I walk you through this anecdote because it speaks to the status of Quechua today in the Andean republics, which like Tlingit is an “oppressed language,” albeit a language family with 10 to 12 million speakers, many—perhaps most—for all intents and purposes monolingual. (By “Quechua speaker,” I mean someone whose default mode o interaction in mundane circumstances is Quechua, regardless of what other languages they my speak; practice not knowledge is critical here.) Here, Spanish is the matrix language, and though official statistics in Peru and Bolivia show a massive erosion since the 1960s in the population that speaks it in everyday contexts, my limited ethnographic experience is that it is being reproduced and transmitted normally—that is, with all children in rural communities learning Quechua at home and being exposed to Spanish only in school. Nonetheless, when one leaves rural heartlands, and when one leaves the contexts of home and agropastoralism, it is eminently clear that Spanish is the language of public discourse. Moreover, Spanish is the matrix language in the same sense as English in Alaska. All public knowledge of Quechua linguistic structure, all grammatical analysis, all documentation of lexical meaning is mediated through Spanish (although it is sometimes retranslated into a third language, such as French or English). Such mundane routines as greeting a fellow traveler on a foot path, giving directions to the nearest town, entering a house, or asking for a drink of water are reformulated into Spanish-language interactional routines, although these are as opaque to Quechua speakers as the Tlingit encyclopedia was to Tlingit elders. Quechua culture is described in the matrix language and Quechua culture, history, and archaeology returned to Quechua-speaking children using Quechua word forms to label Spanish meanings, again as opaque to its audience as in the Tlingit case.
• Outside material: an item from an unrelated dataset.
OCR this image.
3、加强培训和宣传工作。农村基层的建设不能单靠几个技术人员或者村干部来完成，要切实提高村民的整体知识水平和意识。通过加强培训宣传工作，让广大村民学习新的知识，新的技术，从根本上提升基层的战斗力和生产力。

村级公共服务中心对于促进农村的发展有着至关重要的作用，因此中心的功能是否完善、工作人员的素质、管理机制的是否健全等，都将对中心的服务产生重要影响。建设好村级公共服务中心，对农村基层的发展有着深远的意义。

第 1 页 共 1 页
Why would this be so? After all, the Spaniards arrived as settler-conquerors. In policy matters, religious and secular alike, they debated how they were to approach the linguistic differences with their new subjects; there were those who proposed that Spanish be imposed on the new subject population with the same vigor as toward Arabic speakers on the Spanish peninsula, and those who advocated missionizing their new subjects in their own languages, with a pendulum swing between these two approaches, neither of which quite fit the facts-on the-ground. Language policy in itself, whether we are talking about royal decrees, recommendations to the Council of the Indies, or recommendations to missionary priests, is a poor indication of practices on the ground, particularly under as polycephalous an administrative tangle as the Spanish Hapsburgs, whose multiple jurisdictions could adopt and implement policy in very different ways. Moreover, the division of labor between state administrative structures and Church structures looked very different in the Hapsburg dominions than they look today in its successor republics. Language policy was discussed in both Church and state venues; linguistic and cultural practices, in contrast, were implemented by the Church and varied from one diocesanal jurisdiction to another.